Miró a Li Yan. Dormía profundamente, sin ninguna pretensión de elegancia. Una de sus hermosas piernas estaba despatarrada, revelando el húmedo y brillante encanto entre sus muslos que no lograban cerrarse del todo. Sonrió al verla, luego cogió el teléfono y llamó a Xiao Huiyun.

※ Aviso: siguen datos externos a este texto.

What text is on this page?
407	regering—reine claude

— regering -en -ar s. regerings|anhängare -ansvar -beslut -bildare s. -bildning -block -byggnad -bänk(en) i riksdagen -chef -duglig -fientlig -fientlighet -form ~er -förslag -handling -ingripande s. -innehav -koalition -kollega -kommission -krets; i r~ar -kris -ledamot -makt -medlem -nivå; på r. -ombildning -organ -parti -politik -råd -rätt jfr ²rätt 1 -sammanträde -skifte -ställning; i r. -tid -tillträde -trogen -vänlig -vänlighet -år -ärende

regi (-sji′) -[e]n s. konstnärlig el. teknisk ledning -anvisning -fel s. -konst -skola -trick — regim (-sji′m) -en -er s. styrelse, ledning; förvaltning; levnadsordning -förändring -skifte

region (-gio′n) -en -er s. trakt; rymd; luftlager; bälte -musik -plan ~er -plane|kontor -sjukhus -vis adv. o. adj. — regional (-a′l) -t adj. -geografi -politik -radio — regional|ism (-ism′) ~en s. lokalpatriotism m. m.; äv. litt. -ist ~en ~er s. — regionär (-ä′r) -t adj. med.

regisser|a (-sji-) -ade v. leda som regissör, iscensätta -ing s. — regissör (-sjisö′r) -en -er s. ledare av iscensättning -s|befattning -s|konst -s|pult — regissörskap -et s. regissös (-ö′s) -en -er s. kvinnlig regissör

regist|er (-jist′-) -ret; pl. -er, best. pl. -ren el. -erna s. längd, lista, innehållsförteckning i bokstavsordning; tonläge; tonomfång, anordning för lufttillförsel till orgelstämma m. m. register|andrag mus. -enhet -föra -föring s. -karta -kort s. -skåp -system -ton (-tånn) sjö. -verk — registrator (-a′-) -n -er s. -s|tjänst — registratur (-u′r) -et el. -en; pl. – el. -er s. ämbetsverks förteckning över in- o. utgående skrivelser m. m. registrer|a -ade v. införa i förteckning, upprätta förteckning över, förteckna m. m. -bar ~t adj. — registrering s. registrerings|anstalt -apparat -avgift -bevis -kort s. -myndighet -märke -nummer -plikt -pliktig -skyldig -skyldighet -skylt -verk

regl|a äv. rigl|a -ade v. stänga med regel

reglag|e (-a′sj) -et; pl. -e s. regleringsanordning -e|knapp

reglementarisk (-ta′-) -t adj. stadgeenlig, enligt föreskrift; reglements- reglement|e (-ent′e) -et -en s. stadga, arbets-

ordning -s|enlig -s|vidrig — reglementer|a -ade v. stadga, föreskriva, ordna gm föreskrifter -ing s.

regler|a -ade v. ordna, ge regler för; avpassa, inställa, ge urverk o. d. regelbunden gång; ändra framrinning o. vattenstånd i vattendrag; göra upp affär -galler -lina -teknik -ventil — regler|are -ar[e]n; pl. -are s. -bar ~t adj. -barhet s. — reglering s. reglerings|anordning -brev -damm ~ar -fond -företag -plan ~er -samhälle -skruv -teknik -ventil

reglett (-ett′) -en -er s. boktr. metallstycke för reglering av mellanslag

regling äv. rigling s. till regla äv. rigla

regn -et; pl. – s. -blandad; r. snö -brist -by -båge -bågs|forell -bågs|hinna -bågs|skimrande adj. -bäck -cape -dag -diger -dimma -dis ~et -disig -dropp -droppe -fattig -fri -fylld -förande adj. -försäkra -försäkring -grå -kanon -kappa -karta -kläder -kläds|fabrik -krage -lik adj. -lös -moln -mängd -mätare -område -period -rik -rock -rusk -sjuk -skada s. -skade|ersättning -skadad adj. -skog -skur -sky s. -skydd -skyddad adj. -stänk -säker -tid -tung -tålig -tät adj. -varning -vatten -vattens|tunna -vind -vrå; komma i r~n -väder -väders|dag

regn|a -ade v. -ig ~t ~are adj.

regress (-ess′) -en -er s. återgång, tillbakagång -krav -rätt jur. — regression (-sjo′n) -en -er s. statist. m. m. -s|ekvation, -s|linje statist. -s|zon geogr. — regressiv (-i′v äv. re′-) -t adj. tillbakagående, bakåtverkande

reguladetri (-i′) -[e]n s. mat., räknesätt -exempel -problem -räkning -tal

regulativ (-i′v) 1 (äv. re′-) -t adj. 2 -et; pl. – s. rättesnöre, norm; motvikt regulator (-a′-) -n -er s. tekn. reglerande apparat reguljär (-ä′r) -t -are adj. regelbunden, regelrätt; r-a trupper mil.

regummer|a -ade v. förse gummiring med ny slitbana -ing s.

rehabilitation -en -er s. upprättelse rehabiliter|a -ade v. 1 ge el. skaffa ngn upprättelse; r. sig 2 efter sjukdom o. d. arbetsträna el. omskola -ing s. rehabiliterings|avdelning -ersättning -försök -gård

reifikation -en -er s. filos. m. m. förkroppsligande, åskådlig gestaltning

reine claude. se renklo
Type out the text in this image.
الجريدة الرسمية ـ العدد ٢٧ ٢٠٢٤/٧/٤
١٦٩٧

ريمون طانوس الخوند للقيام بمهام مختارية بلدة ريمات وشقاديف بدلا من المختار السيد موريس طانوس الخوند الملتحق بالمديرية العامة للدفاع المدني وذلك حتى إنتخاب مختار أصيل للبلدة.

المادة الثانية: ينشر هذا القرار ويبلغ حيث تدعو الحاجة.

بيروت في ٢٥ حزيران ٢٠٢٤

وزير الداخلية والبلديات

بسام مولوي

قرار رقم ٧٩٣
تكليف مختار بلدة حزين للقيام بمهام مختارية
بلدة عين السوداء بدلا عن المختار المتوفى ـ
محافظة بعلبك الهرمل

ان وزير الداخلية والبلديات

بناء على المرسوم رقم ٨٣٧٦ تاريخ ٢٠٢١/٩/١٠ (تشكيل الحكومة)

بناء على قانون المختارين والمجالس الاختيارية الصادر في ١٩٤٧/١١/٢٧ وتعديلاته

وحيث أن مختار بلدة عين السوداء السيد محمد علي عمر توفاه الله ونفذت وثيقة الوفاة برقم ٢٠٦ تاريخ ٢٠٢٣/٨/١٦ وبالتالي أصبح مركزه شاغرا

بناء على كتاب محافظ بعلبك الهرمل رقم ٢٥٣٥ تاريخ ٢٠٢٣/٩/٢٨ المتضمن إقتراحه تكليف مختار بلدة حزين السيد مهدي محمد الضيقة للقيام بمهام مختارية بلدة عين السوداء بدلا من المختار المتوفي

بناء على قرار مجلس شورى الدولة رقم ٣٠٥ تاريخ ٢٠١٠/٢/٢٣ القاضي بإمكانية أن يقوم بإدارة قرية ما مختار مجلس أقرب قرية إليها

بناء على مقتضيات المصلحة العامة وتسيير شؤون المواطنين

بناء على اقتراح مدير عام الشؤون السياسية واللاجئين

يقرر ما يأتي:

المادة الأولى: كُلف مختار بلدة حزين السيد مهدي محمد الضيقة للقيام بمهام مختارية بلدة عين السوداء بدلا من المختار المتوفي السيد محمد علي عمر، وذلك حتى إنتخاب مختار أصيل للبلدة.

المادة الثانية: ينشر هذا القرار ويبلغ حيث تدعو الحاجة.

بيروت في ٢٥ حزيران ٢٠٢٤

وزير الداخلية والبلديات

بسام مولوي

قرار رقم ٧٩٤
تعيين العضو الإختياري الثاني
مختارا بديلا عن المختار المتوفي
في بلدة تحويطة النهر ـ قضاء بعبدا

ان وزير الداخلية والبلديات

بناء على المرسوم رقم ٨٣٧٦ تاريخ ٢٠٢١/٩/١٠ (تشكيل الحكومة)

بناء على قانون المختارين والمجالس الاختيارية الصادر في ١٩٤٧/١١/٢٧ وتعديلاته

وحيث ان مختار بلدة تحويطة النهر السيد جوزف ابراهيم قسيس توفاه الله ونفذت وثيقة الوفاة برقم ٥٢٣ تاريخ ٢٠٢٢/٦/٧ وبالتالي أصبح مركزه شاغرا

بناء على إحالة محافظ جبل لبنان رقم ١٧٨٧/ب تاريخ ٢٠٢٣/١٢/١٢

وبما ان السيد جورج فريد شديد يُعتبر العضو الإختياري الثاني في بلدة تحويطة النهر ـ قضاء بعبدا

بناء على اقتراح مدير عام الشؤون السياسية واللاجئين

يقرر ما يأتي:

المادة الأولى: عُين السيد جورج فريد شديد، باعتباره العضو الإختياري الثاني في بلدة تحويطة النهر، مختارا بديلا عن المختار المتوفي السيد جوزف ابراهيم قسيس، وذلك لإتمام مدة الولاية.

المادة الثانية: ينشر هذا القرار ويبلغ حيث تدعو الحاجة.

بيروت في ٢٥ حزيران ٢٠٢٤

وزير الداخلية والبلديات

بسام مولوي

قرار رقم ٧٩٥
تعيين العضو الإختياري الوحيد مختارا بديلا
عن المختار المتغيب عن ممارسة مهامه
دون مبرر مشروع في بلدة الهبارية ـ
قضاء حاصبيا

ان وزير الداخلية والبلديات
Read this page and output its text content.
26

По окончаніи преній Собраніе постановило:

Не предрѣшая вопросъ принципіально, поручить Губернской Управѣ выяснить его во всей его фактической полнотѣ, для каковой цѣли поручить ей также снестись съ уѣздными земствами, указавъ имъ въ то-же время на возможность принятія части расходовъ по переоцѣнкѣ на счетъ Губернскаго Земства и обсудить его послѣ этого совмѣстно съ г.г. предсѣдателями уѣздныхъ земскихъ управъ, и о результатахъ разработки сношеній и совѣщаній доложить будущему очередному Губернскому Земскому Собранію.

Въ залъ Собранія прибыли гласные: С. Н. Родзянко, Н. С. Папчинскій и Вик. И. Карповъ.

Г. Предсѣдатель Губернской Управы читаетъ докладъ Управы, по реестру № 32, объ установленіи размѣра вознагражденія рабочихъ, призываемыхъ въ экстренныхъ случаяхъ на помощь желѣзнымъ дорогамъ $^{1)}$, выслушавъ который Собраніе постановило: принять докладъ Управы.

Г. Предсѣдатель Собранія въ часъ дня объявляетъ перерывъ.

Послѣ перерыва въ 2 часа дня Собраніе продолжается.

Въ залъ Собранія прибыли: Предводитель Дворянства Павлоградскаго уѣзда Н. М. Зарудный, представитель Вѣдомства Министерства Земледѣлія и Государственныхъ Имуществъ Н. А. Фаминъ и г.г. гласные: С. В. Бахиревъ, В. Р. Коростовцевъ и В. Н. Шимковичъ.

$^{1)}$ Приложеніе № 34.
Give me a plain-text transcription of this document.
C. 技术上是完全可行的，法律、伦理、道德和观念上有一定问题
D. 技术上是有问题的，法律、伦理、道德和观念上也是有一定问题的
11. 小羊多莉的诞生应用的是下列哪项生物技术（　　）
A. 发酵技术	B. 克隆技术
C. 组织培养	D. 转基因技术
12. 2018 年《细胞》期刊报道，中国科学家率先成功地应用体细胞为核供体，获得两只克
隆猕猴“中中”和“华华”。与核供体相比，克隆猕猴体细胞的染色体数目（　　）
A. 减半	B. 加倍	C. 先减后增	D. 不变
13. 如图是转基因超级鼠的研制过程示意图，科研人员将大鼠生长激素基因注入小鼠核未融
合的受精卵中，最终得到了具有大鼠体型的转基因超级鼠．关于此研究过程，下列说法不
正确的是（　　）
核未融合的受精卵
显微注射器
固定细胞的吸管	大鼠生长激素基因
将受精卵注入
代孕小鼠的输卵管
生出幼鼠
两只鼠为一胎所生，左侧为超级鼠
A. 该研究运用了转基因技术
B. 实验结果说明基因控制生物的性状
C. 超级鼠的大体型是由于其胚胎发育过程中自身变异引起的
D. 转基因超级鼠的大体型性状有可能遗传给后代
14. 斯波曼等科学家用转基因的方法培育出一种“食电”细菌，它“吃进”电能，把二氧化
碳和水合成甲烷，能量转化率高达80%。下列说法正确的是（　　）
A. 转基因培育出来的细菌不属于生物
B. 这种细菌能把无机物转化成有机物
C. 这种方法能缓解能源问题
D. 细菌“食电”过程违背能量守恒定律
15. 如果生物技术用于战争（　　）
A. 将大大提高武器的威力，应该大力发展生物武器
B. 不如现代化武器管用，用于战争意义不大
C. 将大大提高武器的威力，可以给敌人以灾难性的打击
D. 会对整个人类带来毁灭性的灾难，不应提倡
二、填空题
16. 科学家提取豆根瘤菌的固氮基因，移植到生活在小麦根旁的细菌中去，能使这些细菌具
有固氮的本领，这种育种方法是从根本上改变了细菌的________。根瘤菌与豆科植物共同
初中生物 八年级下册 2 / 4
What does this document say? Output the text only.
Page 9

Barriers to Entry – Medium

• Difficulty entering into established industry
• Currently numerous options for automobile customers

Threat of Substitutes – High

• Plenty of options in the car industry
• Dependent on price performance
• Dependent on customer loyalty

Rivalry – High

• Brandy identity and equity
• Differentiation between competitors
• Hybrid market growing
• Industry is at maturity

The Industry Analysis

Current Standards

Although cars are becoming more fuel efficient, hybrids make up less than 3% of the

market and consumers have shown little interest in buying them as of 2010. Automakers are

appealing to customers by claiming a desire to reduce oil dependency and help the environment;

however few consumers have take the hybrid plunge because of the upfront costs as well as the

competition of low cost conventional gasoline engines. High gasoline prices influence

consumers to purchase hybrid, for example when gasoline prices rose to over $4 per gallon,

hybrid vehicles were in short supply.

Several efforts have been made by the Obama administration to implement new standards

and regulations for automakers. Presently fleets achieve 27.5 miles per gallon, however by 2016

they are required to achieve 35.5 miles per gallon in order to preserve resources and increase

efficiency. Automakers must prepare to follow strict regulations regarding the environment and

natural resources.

—Pillastre… —ronroneó la voz perezosa y agradable de Xiao Huiyun a través del teléfono—. Me llamas muy temprano. ¿Presentiste que tu Hermana te echa de menos y quiere que vengas a dormir conmigo? Ahora mismo echo mucho de menos tu gran juguete…, echo de menos cómo me llenas, echo de menos tu calor, echo de menos tu gran…
—Hermana Xiao, llamo por algo serio —la interrumpió él.
Aunque Chen Yang también echaba mucho de menos el famoso montículo de «Tigre Blanco» de Xiao Huiyun, no podía ir en ese momento y solo podía soportar el dolor del anhelo.
—¿A qué te refieres, bribón? Esto *es* mi asunto serio —ronroneó Xiao Huiyun seductoramente—. Quiero que me folles ahora mismo. He estado pensando en ello desde el momento en que abrí los ojos. ¿Quieres oír lo húmeda que estoy por ti?
Chen Yang apenas podía creer lo desvergonzada que se había vuelto esta elegante mujer noble después de solo unos pocos encuentros con él. Era como si hubiera desbloqueado algún atributo oculto.
—Hermana Xiao, no quiero oírte mojarte. Oírlo pero no poder tocarte sería una tortura —se negó Chen Yang, sacudiendo la cabeza—. Lo dejaré para la próxima vez que te vea. Entonces llenaré por completo ese hermoso lugar tuyo. Por ahora, de verdad tengo algo en lo que necesito tu ayuda.
—¡Hmph! ¿Ni siquiera vienes a satisfacerme, pero esperas que haga cosas por ti? ¡No lo creo! —hizo un puchero Xiao Huiyun, en un tono petulante—. Ayer hiciste que le hiciera un favor a ese tal Jiang, y ni siquiera me recompensaste. ¿Y ahora me pides otro favor hoy? ¡Te estás pasando!
—¡No me importa! Si no vienes hoy a llenarme el desagüe, a taponarme y a quitarme este picor, ¡no haré nada por ti!